Pouca gente respondia physiologicamente a tal reparo, porque muito pouca sabia que Luiz da Cunha era filho d'uma mulata.

Agora é que ninguem poderá allegar ignorancia. Eu tenho a honra de responder á curiosidade, que foi longo tempo a mortificação de pessoas muito sizudas.

Sabia-se geralmente que o nascimento de Luiz fôra uma das multiplicadas aventuras amorosas do fidalgo, seu pae; mas a outra metade productora, o complemento da machina, em que o mysterioso artefacto se fabricára, isso é que os amigos intimos de João da Cunha e Faro ignoravam.

O leitor não perderia muito ignorando tambem. Ainda assim, se não quizerem passar ao capitulo segundo, tambem nada perdem, e ficam sabendo tanto como eu.

João da Cunha frequentára a universidade de Coimbra, quando era mania dos fidalgos deixarem medrar seus filhos na seva opulenta d'uma fidalga estupidez. Em quanto seu irmão mais velho estudava veterinaria para se não deixar enganar em compras de cavallos, João da Cunha estudava mathematicas para se distinguir na carreira militar.

Cursava o segundo anno, com admiravel aproveitamento, quando chegou a Coimbra um moço brazileiro, filho de portuguez, casado com uma mulata, filha d'um rico fazendeiro de café, e fabulosamente rica, segundo era fama.

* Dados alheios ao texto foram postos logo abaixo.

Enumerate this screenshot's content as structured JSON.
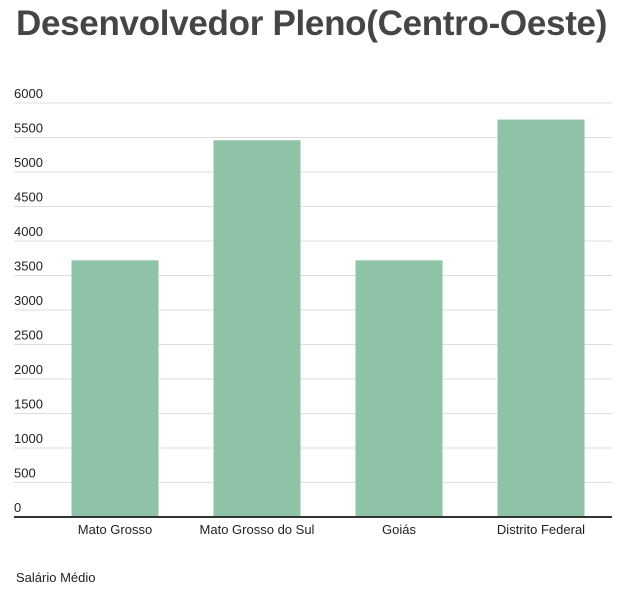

A intenção do brazileiro era formar-se em naturaes{7} para scientificamente explorar os vastos terrenos do Mexico, onde seu sogro desenterrára o mais grosso do seu cabedal.

E, com effeito, matriculou-se, ao mesmo tempo que sua mulher, desejosa de cultivar o espirito, recebia em casa lições de francez, e inglez.

Ricarda chamava-se ella. Não lhes quero dizer que era bonita, porque receio que zombem da minha franca ingenuidade; porém, não chegue este capitulo ao fim, converta-se-me esta penna em sovela, se eu não gostasse da senhora D. Ricarda, e a não amasse com o delirio de João da Cunha.

Pois elle ousou?... Ousou... Miserias inherentes ao peccado original! O primeiro homem cahiu, e bem forte devia ser esse primeiro homem, sahido das mãos do Creador, com toda a substancia e rigidez d'uma obra perfeita, com todas as harmonias e segredos para desmanchar o sortilegio da tentação!... Como não cahiria o academico, degenerado pelas fraquezas de tantas gerações que vieram até elle, desde o Eden?